Public transit around North America is in decline and transit agencies are scratching their heads at what to do to turn this trend around. Public transit is an essential service in modern communities and is necessary to allow people to go about their daily lives including to get to and from, work, socialize and run errands.  To make fixed route public transit affordable, especially in rural and suburban jurisdictions, has often meant long rides and wait times to ensure access to everyone. The need to increase ridership, the main way to get more funding, becomes challenging for agencies to balance covering their entire service area with their current resources. Belleville, Ontario is trying a new approach to public transit. In September 2018, they started operating a new service, in partnership with Toronto based technology company, Pantonium. The service was designed to let riders order buses, on-demand, to take them to and from any bus stop.

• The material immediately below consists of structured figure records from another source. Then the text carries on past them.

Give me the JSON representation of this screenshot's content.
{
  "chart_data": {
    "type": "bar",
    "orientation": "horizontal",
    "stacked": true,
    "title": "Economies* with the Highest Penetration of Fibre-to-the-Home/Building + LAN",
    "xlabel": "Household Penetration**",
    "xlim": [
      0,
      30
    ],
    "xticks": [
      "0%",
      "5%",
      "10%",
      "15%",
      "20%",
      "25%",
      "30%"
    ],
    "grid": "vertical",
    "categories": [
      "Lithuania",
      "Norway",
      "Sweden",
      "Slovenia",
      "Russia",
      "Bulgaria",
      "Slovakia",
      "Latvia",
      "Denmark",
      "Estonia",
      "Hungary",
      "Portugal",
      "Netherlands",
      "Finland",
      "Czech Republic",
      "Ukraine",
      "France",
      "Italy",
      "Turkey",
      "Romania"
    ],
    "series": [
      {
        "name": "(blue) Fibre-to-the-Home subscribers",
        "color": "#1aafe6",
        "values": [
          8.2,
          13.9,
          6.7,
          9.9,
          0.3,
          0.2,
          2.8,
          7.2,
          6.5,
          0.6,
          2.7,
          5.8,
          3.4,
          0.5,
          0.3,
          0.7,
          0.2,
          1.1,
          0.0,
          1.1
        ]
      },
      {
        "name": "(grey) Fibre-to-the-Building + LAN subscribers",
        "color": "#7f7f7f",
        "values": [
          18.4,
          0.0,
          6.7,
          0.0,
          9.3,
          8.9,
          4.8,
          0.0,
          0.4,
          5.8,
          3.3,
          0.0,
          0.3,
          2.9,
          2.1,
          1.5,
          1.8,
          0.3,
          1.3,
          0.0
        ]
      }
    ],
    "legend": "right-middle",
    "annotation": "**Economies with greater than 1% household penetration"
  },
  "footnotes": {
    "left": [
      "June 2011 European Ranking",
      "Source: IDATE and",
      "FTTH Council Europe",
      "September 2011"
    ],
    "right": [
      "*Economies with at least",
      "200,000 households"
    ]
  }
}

The pilot project’s first week got off to a promising start, making news across Canada. The basic premise is simple, a bus driving along fixed routes is not always the best option. Fixed routes at night time or in low-density areas are usually expensive, unproductive and offer poor service to riders. It has been attempted to provide on-demand transit many times before, however no previous transit has used Pantonium as their provider of an artificially intelligent routing system.

The routing system developed for this pilot is unique due to the requirements for Belleville’s night bus service. The system had to run without human supervision because every night Belleville’s dispatchers go home before the buses hit the road. Rather than assisting dispatchers to build and change plans the technology works autonomously, with the help of connected mobile applications that allow the software to communicate with riders and drivers in real-time. Once it can monitor the locations of vehicles and demand, whenever something changes that could impact the plan the system logs it as an “event” which triggers several thousand iterations of planning.

These planning sessions are attempts to locate a globally optimal solution for all transit vehicles and trips in Belleville. Doing this is one most complex problems in mathematics, titled the “vehicle routing problem.”  Which is notorious for its difficulty as the necessary number of calculations increases at a factorial rate. For example, solving a day of travel for moving only 10 people to 10 different stops, has millions of different options. At 20 stops the options go into the trillions. On an average night the system will run itself a new planning session hundreds of times and can complete each session in about two seconds. The result is that every bus stop in Belleville is now accessible in less than 30 minutes, but the bus will only travel to one if riders are planning to be there.

Here are some statistics on the Belleville pilot project in its first month:

1) Ridership has increased by 300%

2) Per vehicle mileage has decreased by 30% 

3) The number of bus stops covered by the service is 70% greater than the previous bus service, using the same number of vehicles and service hours

Overall analysis of a month of collecting vehicle data has shown that the previous fixed bus route is very different from where riders have wanted to go. This can be seen in Map 1 and Map 2 below.

Map 1: Belleville’s Old Fixed Night Bus Route

Map 2: Red is where Riders Have Actually Wanted to Go:

One of the most critical differences between the two maps is that Map 2 shows a concentration of rides in a central area, that was not previously serviced in Map 1.

The pilot will run until early 2019, when Belleville will decide to continue or expand the service. So far, the biggest challenge facing Belleville Transit has been the extent of the increase in demand for its services. Buses that used to carry only a few passengers per night are now being filled. The latest news from the City Council Transit Committee is that more vehicles are needed to cope with the increased demand.

Doing real world pilots is a great way to prove to the world that on-demand bus service is not just an idea, it is a real option available to public transit agencies to overcome challenges of traditional fixed route public transit systems.

Since starting in September 2018, the pilot project has also shown:

When and where on-demand public transit service will be most useful: It is not just low density areas that work for this service type, Belleville has a density of roughly 500 people per square mile.

The importance of having flexibility in service to handle riders requesting trips: Not everyone owns a smartphone, not everyone wants to call a dispatcher, not everyone knows about the pilot or service changes. You need to take riders on an ad hoc basis, from any stop, and allow drivers to input these ad hoc riders into the system.

That automation is critical for both routing and on-boarding in an on-demand model: Automation enables cheaper service scaling; rather than hiring more and more dispatchers the system only needs more computational power to grow.

Software can help transit agencies maximize their existing infrastructure:  Rather than replacing transit with Ubers or taxis the more sustainable option is to apply a layer of technology to existing infrastructure to improve efficiency and public access.